Ayrıca işgücüne katılması gereken insan sayısı artıyor. Bu nedenle Şubat'ta işsizlik oranının yüzde 14'e kadar çıkabileceği hesaplanıyor. İşin ilginç yanı uzmanlar bile işsizlik için yüzde 13-14 oranını normal buluyor. Yine uzmanlara göre bu oranın yüzde 15'i bulması mümkün. Ne şekilde olursa olsun, yüzde 12'yi geçen her oran Türkiye için rekor anlamına geliyor.

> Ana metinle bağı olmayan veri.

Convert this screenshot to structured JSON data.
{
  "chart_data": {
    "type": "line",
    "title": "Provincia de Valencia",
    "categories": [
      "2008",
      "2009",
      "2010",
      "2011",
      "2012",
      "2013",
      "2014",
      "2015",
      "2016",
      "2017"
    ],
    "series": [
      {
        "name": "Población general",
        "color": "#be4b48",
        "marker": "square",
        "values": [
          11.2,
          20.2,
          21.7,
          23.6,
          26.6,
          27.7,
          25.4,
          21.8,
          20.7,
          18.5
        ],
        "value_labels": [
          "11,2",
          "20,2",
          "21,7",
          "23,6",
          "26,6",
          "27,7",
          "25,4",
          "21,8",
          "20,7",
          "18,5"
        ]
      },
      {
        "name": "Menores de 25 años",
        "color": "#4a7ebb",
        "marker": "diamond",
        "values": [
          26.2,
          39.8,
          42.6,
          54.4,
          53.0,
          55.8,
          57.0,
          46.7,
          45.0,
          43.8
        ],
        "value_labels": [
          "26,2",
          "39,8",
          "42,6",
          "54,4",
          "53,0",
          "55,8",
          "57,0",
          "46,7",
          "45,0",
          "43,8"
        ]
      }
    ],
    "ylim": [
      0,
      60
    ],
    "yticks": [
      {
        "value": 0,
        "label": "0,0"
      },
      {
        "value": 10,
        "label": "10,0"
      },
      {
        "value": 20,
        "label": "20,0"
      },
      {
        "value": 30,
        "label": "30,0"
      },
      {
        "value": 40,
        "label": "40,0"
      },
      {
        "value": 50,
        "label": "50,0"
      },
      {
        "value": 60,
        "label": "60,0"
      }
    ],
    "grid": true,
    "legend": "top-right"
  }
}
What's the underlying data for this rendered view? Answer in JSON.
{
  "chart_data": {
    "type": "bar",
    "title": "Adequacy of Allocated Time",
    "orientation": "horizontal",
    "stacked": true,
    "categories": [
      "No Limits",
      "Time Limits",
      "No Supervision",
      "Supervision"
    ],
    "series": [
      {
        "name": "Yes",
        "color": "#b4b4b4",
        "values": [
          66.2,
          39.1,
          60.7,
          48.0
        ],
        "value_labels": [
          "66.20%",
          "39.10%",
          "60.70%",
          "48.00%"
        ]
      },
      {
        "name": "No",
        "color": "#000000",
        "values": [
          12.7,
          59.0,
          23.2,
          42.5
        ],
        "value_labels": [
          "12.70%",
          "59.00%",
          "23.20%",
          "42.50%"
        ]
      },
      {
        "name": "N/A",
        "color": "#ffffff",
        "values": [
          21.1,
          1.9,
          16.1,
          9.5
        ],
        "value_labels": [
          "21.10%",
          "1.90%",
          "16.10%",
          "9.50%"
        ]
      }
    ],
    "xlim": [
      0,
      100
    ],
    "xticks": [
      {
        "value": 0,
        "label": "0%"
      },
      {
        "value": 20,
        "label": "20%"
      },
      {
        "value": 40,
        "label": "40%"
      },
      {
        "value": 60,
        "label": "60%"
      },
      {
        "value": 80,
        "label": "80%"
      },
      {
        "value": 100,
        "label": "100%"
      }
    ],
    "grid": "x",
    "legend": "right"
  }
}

Sakın ola ki "29 Mart'ta yerel seçimler var. Bu dönemde hem iktidar partisi hem muhalefet piyasaya para akıtacak bu küresel krizin etkileri daha az hissedilecek..." gibi bir havaya girip işsizlik ertelenecek sanmayın... Gelip geçici bir seçim kampanyasında harcanacak paraların büyük bölümü yine bizlerin cebinden çıkacağını unutmayın... Siyasi partilere devletin yaptığı yardımların kimin cebinden çıktığını hiç unutmayın.
Bu nedenle çalışan kesimin küresel krizden etkilenen sektörlerinin zor durumdan çıkışı için gereken önlemlerin alınmasının sağlanmasının yanı sıra işlerine de sahip çıkmaları elzem... Bunun için de haklarından vazgeçmeden bir dizi özveride bulunmaları gerekmekte...
İşveren kesimi için de aynı şeyler geçerli. Çalışanının haklarını ezmeden, yok etmeden özveri istemeleri ve kendilerinin de özveride bulunacaklarını somut bir şekilde ortaya koymaları gerekmektedir...
Not: 2008'i bitirirken sizlere daha neşeli, umutlu şeyler yazmak isterdim. Ancak bu ekonomik koşullarda da zor oluyor. Yine de Yeni Yılınızı kutluyor mutlu, huzurlu bir yıl diliyorum.